Uma viagem retro-futurista pela Estrada da Memória

Apesar do título sugerir automaticamente os títulos de livros do falecido Jack Vance, a viagem a que vos convidamos a participar neste artigo é menos ficção-científica, mais terra-à-terra, com um guia sádico (com requintes de malvadez) que vos conduzirá num belíssimo exemplo de turismo de lixo.

O Saturno a que nos referimos não é o planeta, que continua majestosamente empoleirado no nosso Sistema Solar a envergar aquele excesso de anéis de asteroides como uma estrela do Hip-Hop na discoteca na noite de sexta-feira.

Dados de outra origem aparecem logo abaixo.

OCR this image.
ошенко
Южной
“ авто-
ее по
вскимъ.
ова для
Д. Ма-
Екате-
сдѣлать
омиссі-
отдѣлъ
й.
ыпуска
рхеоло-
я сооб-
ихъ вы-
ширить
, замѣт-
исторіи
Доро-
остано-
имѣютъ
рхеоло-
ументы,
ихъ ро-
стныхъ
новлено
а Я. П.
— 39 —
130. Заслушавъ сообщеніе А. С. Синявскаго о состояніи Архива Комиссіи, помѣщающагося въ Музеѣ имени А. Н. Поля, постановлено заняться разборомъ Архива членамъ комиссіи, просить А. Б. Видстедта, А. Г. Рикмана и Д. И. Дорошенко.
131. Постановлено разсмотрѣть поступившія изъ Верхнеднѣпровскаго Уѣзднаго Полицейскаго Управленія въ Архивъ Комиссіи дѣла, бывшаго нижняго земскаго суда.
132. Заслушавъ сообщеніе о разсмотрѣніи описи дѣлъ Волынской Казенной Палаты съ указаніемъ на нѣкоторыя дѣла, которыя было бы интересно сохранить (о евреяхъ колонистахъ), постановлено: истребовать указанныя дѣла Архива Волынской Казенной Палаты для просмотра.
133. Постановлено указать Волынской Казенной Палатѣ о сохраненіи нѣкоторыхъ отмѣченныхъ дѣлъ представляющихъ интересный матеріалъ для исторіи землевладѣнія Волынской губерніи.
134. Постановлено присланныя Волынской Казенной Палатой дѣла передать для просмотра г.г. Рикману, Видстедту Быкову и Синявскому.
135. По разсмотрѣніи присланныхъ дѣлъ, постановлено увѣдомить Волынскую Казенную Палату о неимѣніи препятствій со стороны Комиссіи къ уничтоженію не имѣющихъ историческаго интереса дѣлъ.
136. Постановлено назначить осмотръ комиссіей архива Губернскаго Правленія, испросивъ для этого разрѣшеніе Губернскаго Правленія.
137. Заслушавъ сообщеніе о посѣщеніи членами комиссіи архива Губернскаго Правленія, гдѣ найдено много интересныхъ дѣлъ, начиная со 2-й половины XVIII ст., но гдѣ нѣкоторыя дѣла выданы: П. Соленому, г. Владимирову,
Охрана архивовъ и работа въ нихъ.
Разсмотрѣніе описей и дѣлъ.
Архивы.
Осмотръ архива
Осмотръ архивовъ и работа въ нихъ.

Referimo-nos sim à consola que começou o declínio da Sega: a Sega Saturn. Sem juízos de valor da consola em si, que apesar de ter sido completamente esmagada pela Playstation 1, em diversidade e qualidade de catálogo, vendas e longevidade, conseguiu também criar uma série de jogos memoráveis e que fazem parte da memória colectiva dos jogadores dos anos 90. Alguns dos bons jogos que surgiram no relativamente reduzido catálogo da Saturn são verdadeiros tesouros históricos dos videjogos, desde Clockwork Knight 1 e 2, Panzer Dragoon Zwei e Saga, Guardian Heroes e Nights into Dreams, entre outras preciosidades que vamos encontrando hoje em segunda mão.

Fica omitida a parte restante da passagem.